Want to get hired at Google?

Software Engineer AI/ML - Learning and Sustainability

Google

New York, NYOn Site

Original Job Summary

Overview

Google is seeking a Software Engineer AI/ML - Learning and Sustainability to develop next-generation technologies that impact billions of users. You will work on high impact projects, optimizing and deploying machine learning models across various domains including Search, YouTube, Gemini and DeepMind.

Minimum Qualifications

Bachelor’s degree or equivalent experience, plus relevant software development experience in one or more programming languages. Experience with speech/audio, reinforcement learning, ML infrastructure, or specialized ML fields is required.

Preferred Qualifications

Advanced degree in Computer Science or related field, with additional experience in data structures, algorithms, accessible technology, and other adjacent machine learning fields.

About the Role

As a Software Engineer AI/ML - Learning and Sustainability at Google, you will:

  • Implement solutions in specialized ML areas and optimize models.
  • Contribute to ML infrastructure including model deployment and evaluation.
  • Work closely with product managers and team leaders to define quality goals.
  • Innovate and generate new ideas in collaboration with Search/LearnX and DeepMind teams.
  • Evaluate models using autoraters, human evaluations and live experiments.

Key Skills/Competency

Software Engineering, AI, ML, Reinforcement Learning, Data Processing, Model Optimization, Infrastructure, Evaluation, Scalable Systems, Innovation.

Compensation & Benefits

The US base salary range is $141,000-$202,000 with additional bonus, equity and benefits. Detailed salary information is discussed during the hiring process.

Equal Opportunity

Google is an equal opportunity workplace committed to diversification and inclusiveness in all aspects of employment.

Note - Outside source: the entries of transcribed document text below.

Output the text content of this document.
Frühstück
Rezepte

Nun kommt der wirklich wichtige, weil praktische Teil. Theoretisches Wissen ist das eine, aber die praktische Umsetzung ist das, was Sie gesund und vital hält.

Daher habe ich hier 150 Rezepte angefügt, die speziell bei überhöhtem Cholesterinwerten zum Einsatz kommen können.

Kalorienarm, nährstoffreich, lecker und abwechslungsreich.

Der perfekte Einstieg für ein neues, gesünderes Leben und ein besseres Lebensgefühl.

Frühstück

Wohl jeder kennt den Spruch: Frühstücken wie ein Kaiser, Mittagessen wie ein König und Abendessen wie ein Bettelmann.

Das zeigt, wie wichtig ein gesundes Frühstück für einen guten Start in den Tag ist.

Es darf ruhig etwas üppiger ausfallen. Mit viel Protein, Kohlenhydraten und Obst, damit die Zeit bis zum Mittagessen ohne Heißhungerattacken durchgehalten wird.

How to Get Hired at Google

🎯 Tips for Getting Hired

  • Customize your resume: Highlight relevant AI/ML and software engineering skills.
  • Showcase project work: Detail contributions in ML model deployments.
  • Research Google culture: Study their mission, values, and latest innovations.
  • Prepare for technical interviews: Review algorithms, data structures, and ML frameworks.

📝 Interview Preparation Advice

Technical Preparation

Review ML model deployment techniques.
Practice algorithms and data structure problems.
Study reinforcement learning fundamentals.
Familiarize with ML debugging and data processing.

Behavioral Questions

Describe a challenging project experience.
Explain how you work in teams.
Discuss a time you innovated under pressure.
Share how you handled iterative feedback.